Penelope didn’t move. Didn’t blink. Didn’t give it anything.

But Mingxi did. Barely a shift of breath. A tightening of his grip at his side. A ripple of controlled magic beneath his skin.

The entity purred, “No, no… I did not place your mark.” The moonlight warped in a thin halo around its shape. “You were born with it.”

Penelope’s fingers stilled on her sleeve.

The voice slid closer without stepping. “Before breath. Before blood.” A whisper traced the air like moonlight poured through a crack. “Before you ever opened your eyes, the moon threaded itself into your soul.”

The ward-lanterns flickered in unison.

Mingxi went utterly still.
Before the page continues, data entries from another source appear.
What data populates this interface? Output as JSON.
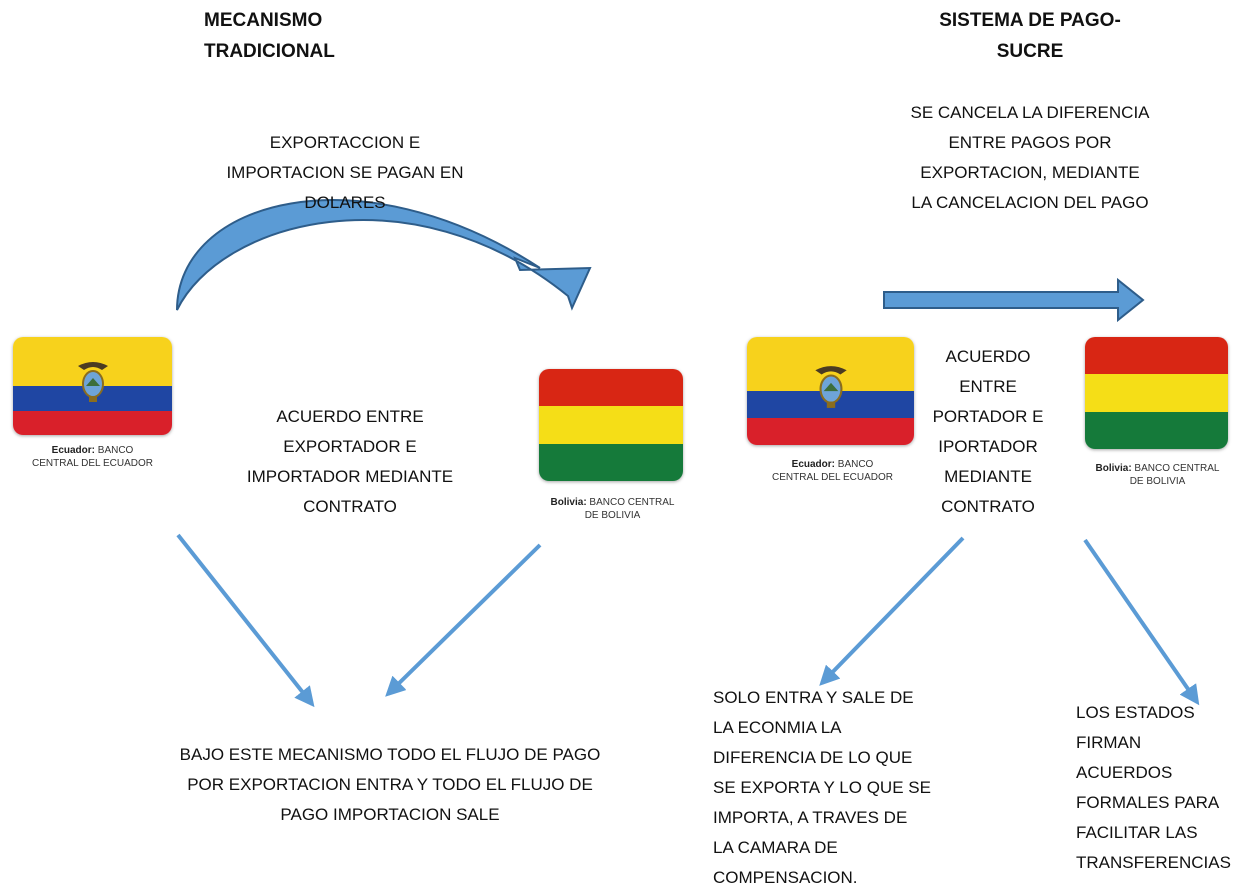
{
  "left": {
    "title": [
      "MECANISMO",
      "TRADICIONAL"
    ],
    "top_text": [
      "EXPORTACCION E",
      "IMPORTACION SE PAGAN EN",
      "DOLARES"
    ],
    "middle_text": [
      "ACUERDO ENTRE",
      "EXPORTADOR E",
      "IMPORTADOR MEDIANTE",
      "CONTRATO"
    ],
    "bottom_text": [
      "BAJO ESTE MECANISMO TODO EL FLUJO DE PAGO",
      "POR EXPORTACION ENTRA Y TODO EL FLUJO DE",
      "PAGO IMPORTACION SALE"
    ],
    "ecuador_caption": {
      "bold": "Ecuador:",
      "rest": " BANCO",
      "line2": "CENTRAL DEL ECUADOR"
    },
    "bolivia_caption": {
      "bold": "Bolivia:",
      "rest": " BANCO CENTRAL",
      "line2": "DE BOLIVIA"
    }
  },
  "right": {
    "title": [
      "SISTEMA DE PAGO-",
      "SUCRE"
    ],
    "top_text": [
      "SE CANCELA LA DIFERENCIA",
      "ENTRE PAGOS POR",
      "EXPORTACION, MEDIANTE",
      "LA CANCELACION DEL PAGO"
    ],
    "middle_text": [
      "ACUERDO",
      "ENTRE",
      "PORTADOR E",
      "IPORTADOR",
      "MEDIANTE",
      "CONTRATO"
    ],
    "bottom_left_text": [
      "SOLO ENTRA Y SALE DE",
      "LA ECONMIA LA",
      "DIFERENCIA DE LO QUE",
      "SE EXPORTA Y LO QUE SE",
      "IMPORTA, A TRAVES DE",
      "LA CAMARA DE",
      "COMPENSACION."
    ],
    "bottom_right_text": [
      "LOS ESTADOS",
      "FIRMAN",
      "ACUERDOS",
      "FORMALES PARA",
      "FACILITAR LAS",
      "TRANSFERENCIAS"
    ],
    "ecuador_caption": {
      "bold": "Ecuador:",
      "rest": " BANCO",
      "line2": "CENTRAL DEL ECUADOR"
    },
    "bolivia_caption": {
      "bold": "Bolivia:",
      "rest": " BANCO CENTRAL",
      "line2": "DE BOLIVIA"
    }
  },
  "colors": {
    "arrow_fill": "#5b9bd5",
    "arrow_stroke": "#2e5d8a",
    "ecuador": [
      "#f7d21c",
      "#1f46a3",
      "#d9202a"
    ],
    "bolivia": [
      "#d82614",
      "#f5de17",
      "#157a3a"
    ]
  }
}
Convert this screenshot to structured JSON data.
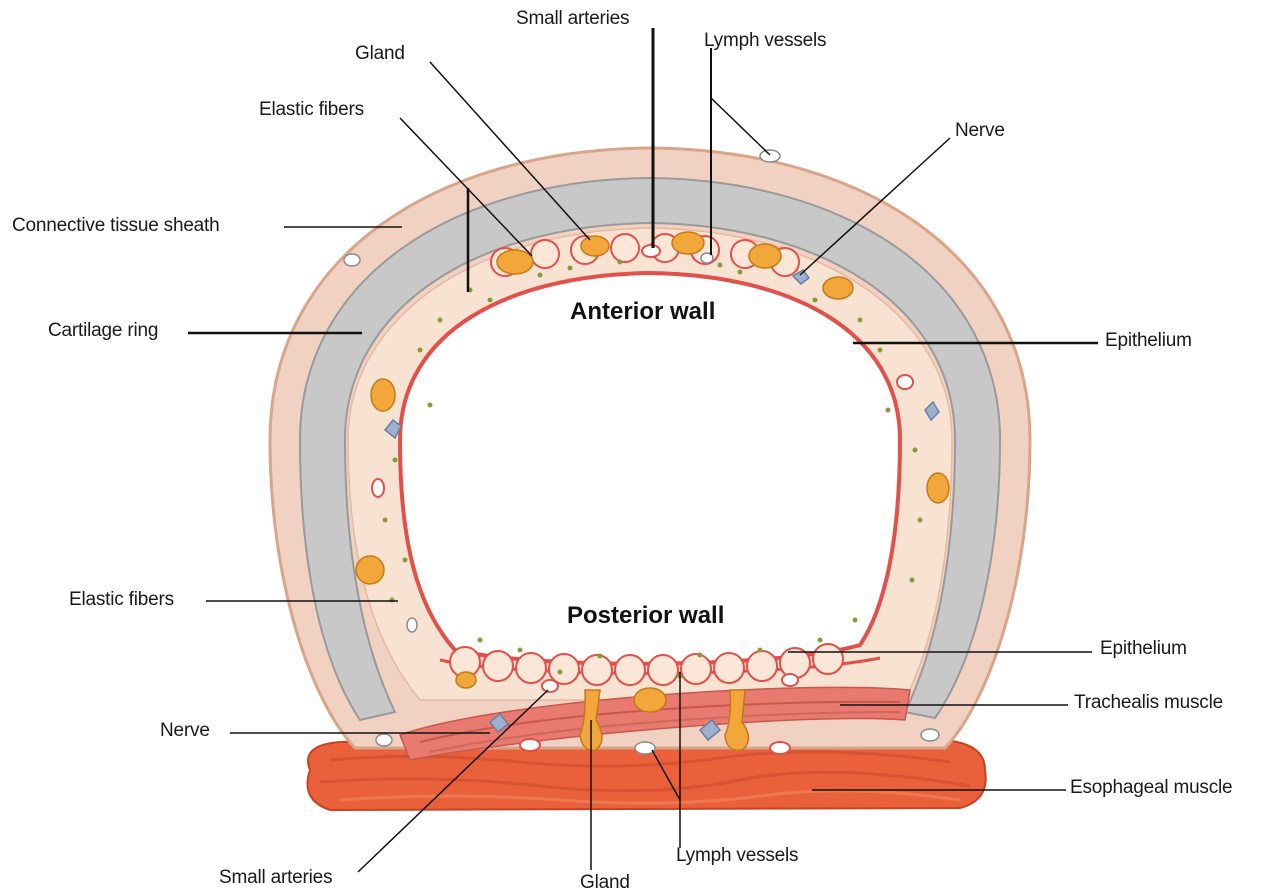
{
  "labels": {
    "small_arteries_top": "Small arteries",
    "gland_top": "Gland",
    "lymph_vessels_top": "Lymph vessels",
    "elastic_fibers_top": "Elastic fibers",
    "nerve_top": "Nerve",
    "connective_tissue_sheath": "Connective tissue sheath",
    "cartilage_ring": "Cartilage ring",
    "epithelium_top": "Epithelium",
    "anterior_wall": "Anterior wall",
    "posterior_wall": "Posterior wall",
    "elastic_fibers_bottom": "Elastic fibers",
    "epithelium_bottom": "Epithelium",
    "trachealis_muscle": "Trachealis muscle",
    "nerve_bottom": "Nerve",
    "esophageal_muscle": "Esophageal muscle",
    "small_arteries_bottom": "Small arteries",
    "gland_bottom": "Gland",
    "lymph_vessels_bottom": "Lymph vessels"
  },
  "colors": {
    "cartilage": "#c8c8c8",
    "sheath": "#f1d2c2",
    "submucosa": "#f8e2d2",
    "epithelium": "#e2504a",
    "gland": "#f2a73a",
    "nerve": "#9fb0cf",
    "esophageal_muscle": "#e9603a",
    "trachealis_muscle": "#e87a70",
    "dots": "#8a9a3a"
  }
}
Penelope didn’t sense fear, but recognition.

The entity laughed softly, delighted. “Ah. There it is.” A ripple of amusement. “The fox knows the word for what you are.”

It tilted—light bending as though its head cocked to admire them both. “Say it,” it crooned. “Go on, Councilor. Name her.”

Mingxi’s jaw flexed once. “Moonborn,” he said quietly.

The word tasted ancient in the winter air. A title, not a curse. A lineage, not a spell.

Penelope inhaled once, sharply controlled.

The entity almost clapped in delight. “Yes. Moonborn.”

A hum rippled through the frost. Reverent. Hungry.

“Pure lunar magic in mortal flesh.”

Chapter 28

Moonlight shimmered faintly along the garden’s snow, drawn toward her like petals leaning toward sunlight.

Mingxi’s voice dropped, formal and edged with awe he tried—and failed—to smother. “That bloodline is extinct.”

The shadow’s laughter threaded through the hedges like silk unraveling.